Segundo Fabiula, a movimentação na confeitaria ficou intensa com a vitória de Fernanda Torres no Globo de Ouro, na categoria de melhor atriz em filme de drama. Ela afirma acreditar que o sucesso no local não será passageiro e espera atrair cada vez mais visitantes. “Só hoje, na hora do almoço, já ouvi várias línguas sendo faladas aqui dentro. O Rio sempre foi uma cidade turística, mas agora estamos recebendo um fluxo muito diferente de visitantes”, diz.
Entre os itens mais vendidos da confeitaria está o madrilenho, pão de origem espanhola coberto com creme, açúcar de confeiteiro e goiabada. São cerca de 4.000 unidades vendidas por dia, ao preço de R$ 7,90 cada. Além dele, a Manon conta com um restaurante que serve pratos especiais para almoço e jantar, além de uma linha variada de doces e pães artesanais.

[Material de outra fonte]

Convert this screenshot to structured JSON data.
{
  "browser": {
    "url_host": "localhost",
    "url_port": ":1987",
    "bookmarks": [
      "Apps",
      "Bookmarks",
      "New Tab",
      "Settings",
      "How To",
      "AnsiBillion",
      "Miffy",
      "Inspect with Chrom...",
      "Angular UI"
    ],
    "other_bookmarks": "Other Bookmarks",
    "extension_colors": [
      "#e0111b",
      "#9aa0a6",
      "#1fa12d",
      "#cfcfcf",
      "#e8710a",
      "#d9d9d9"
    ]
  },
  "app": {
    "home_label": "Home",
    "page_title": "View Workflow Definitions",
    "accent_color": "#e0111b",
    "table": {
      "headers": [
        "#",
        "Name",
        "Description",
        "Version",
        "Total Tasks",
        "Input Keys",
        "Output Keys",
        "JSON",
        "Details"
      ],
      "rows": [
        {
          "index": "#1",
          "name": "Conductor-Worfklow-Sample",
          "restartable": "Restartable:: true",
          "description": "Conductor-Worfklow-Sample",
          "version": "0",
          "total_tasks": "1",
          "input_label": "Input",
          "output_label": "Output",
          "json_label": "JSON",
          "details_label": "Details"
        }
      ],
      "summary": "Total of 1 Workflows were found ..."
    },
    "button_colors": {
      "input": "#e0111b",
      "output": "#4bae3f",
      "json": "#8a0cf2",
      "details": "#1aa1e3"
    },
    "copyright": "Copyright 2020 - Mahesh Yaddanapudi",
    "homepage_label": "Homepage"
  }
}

Manter um negócio tradicional por mais de 80 anos, em meio a crises econômicas e transformações urbanas, é um desafio que, segundo Fabiula, exige paixão. “Isso aqui é mais por amor do que pelo dinheiro. Meu pai conheceu minha mãe no balcão de salgadinhos da Manon, eles namoraram aqui, casaram e eu nasci nesse ambiente”, relembra.
Ela vê o reconhecimento trazido pelo Oscar como uma espécie de coroação. “Passamos por momentos muito difíceis, pandemia, incêndio, crises, e agora chegou esse momento especial. Isso aqui foi onde meu pai construiu a vida dele, onde bancou meus estudos, cresci e criei minha filha. A gente já viu de tudo aqui. Agora, temos o Oscar na nossa história”, diz.